你好，我在想是否可以连接到http主机（例如google.com）并下载网页源？

提前致谢。

(Appium - Python) 打印页面源码

如何解决(Appium - Python) 打印页面源码？

我遇到了“该元素不再存在于 DOM 中”的问题，我正在尝试打印 Android 页面以查看该元素是否仍在 DOM 中（可能不在）。

我应该如何在 Python 中打印页面？在 Appium 上刷新源会产生错误响应状态：13 所以我不能使用它。

解决方法

暂无找到可以解决该程序问题的有效方法，小编努力寻找整理中！

如果你已经找到好的解决方法，欢迎将解决方案带上本链接一起发送给小编。

小编邮箱:dio#foxmail.com (将#修改为@）

300 行 python 代码的轻量级 HTTPServer 实现文件上传下载

# !/usr/bin/env python
# coding=utf-8
# http://my.oschina.net/leejun2005/blog/71444

"""
    简介：这是一个 python 写的轻量级的文件共享服务器（基于内置的SimpleHTTPServer模块），
    支持文件上传下载，只要你安装了python（建议版本2.6~2.7，不支持3.x），
    然后去到想要共享的目录下，执行：
        python SimpleHTTPServerWithUpload.py
    或者 python SimpleHTTPServerWithUpload.py filename
"""

"""Simple HTTP Server With Upload.

This module builds on BaseHTTPServer by implementing the standard GET
and HEAD requests in a fairly straightforward manner.

"""

__version__ = "0.2"
__all__ = ["SimpleHTTPRequestHandler"]
__home_page__ = ""

import os, sys, platform, socket, struct, json
import posixpath
import BaseHTTPServer
from SocketServer import ThreadingMixIn
import threading
import urllib, urllib2
import cgi
import shutil
import mimetypes
import re
import time

reload(sys)
sys.setdefaultencoding("utf-8")

try:
    from cStringIO import StringIO
except ImportError:
    from StringIO import StringIO

def echoRed(s):
    return "%s[31;1m%s%s[0m" % (chr(27), s, chr(27))

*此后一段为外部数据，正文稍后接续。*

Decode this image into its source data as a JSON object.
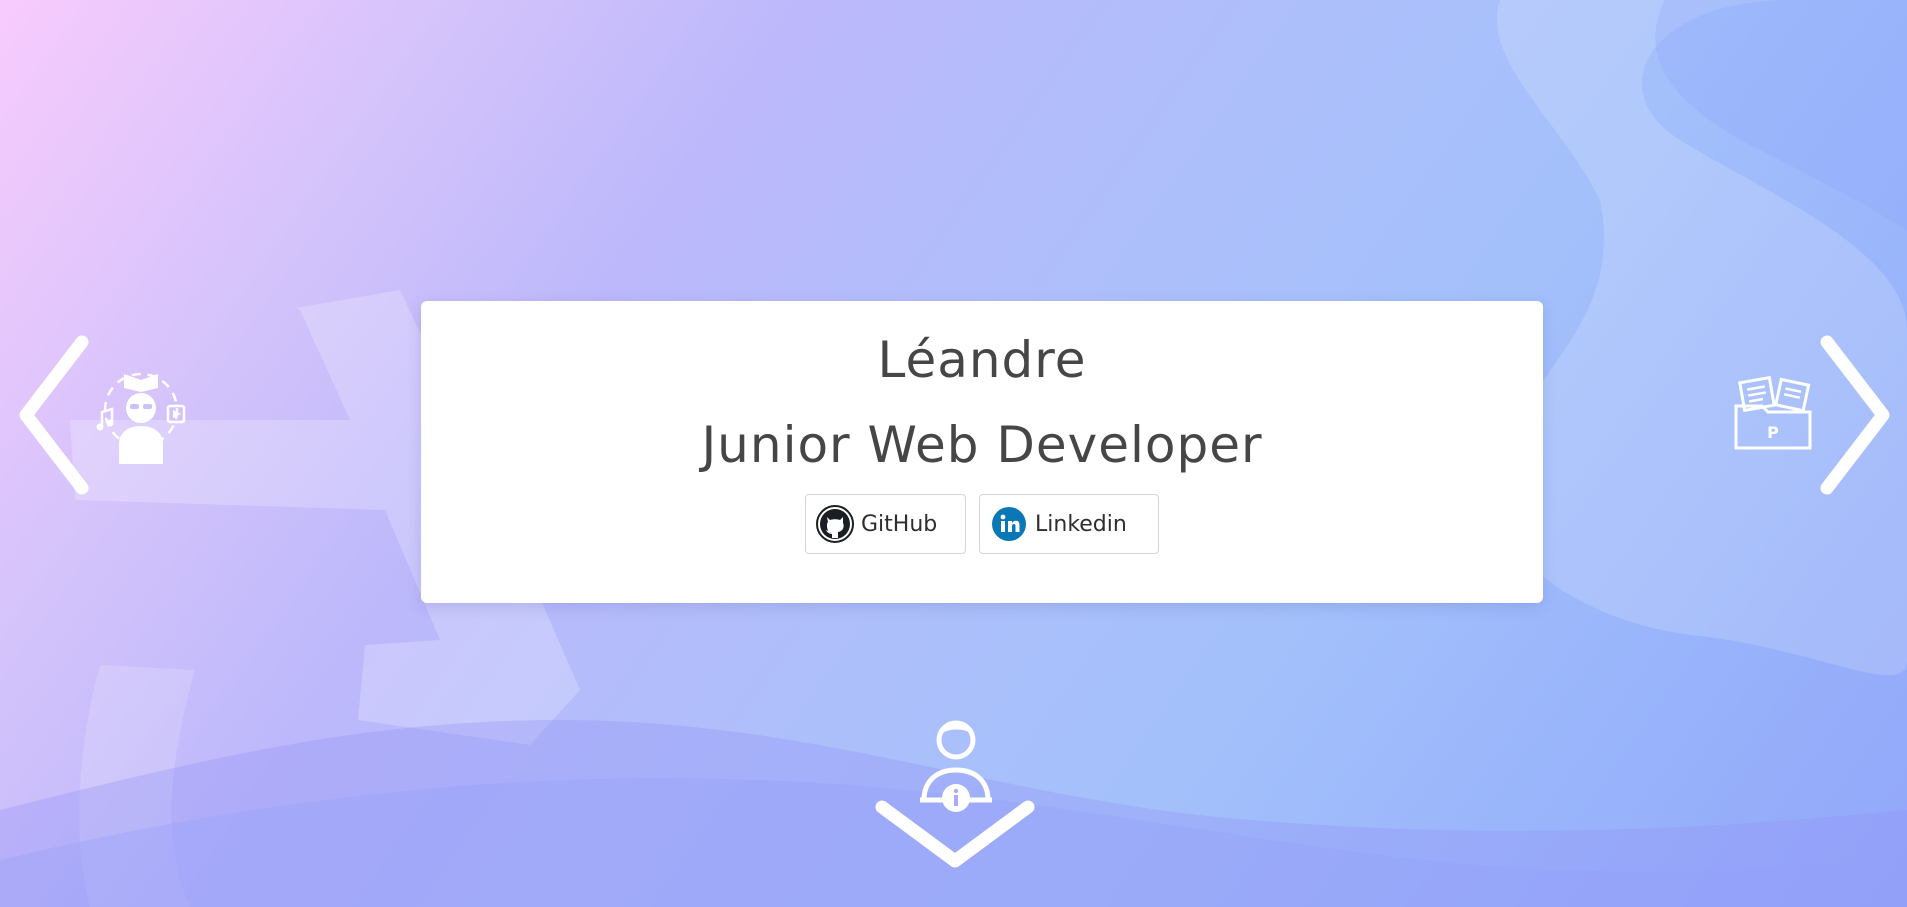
{
  "profile": {
    "name": "Léandre",
    "role": "Junior Web Developer"
  },
  "links": {
    "github_label": "GitHub",
    "linkedin_label": "Linkedin"
  },
  "icons": {
    "left_section": "student-media-icon",
    "right_section": "portfolio-folder-icon",
    "bottom_section": "profile-info-icon",
    "nav_left": "chevron-left-icon",
    "nav_right": "chevron-right-icon",
    "nav_down": "chevron-down-icon"
  },
  "colors": {
    "card_text": "#464646",
    "linkedin_brand": "#0a77b6",
    "github_brand": "#1b1f23",
    "nav_icons": "#ffffff"
  }
}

def get_ip_address(ifname=None):
    if sys.platform == ''win32'':
        return socket.getaddrinfo(socket.gethostname(), None, socket.AF_INET, socket.SOCK_DGRAM)[-1][4][0]
    else:
        import fcntl
        s = socket.socket(socket.AF_INET, socket.SOCK_DGRAM)
        return socket.inet_ntoa(fcntl.ioctl(
            s.fileno(),
            0x8915,  # SIOCGIFADDR
            struct.pack(''256s'', ifname[:15])
        )[20:24])

class GetWanIp:
    def getip(self):
        try:
            myip = get_ip_address(ifname="eth0")
            # myip = self.visit("http://ipinfo.io")
        except Exception, e:
            print str(e)
            myip = "127.0.0.1"
        return myip
    def visit(self ,url):
        # req = urllib2.Request(url)
        # values = {''User-Agent'': ''Mozilla/5.0 (Windows NT 6.1) AppleWebKit/537.31 (KHTML, like Gecko) Chrome/26.0.1410.64 Safari/537'',
        #            ''Referer'': ''http://ip.taobao.com/ipSearch.php'',
        #            ''ip'': ''myip''
        #         }
        # data = urllib.urlencode(values)
        import requests
        content = requests.get(''http://ipinfo.io'').content
        print content
        json_content = json.loads(content)
        return json_content["ip"]

def showTips():
    print ""
    print ''----------------------------------------------------------------------->> ''
    try:
        port = 12345
        file_name = sys.argv[1]
        print ''-------->> Please visit files or dirs use Chrome Browser:     http://'' + GetWanIp().getip() + '':'' + str(port)
        print "-------->> Also, You can wget download the file:    " + echoRed("wget http://" + GetWanIp().getip() + '':'' + str(port) + "/" + file_name)
    except Exception, e:
        print ''You have not give a filename, plase use Chrome Browser:     http://'' + GetWanIp().getip() + '':'' + str(port)
        print "You can give a filename and wget download the file, Usage: " + echoRed("pywget filename")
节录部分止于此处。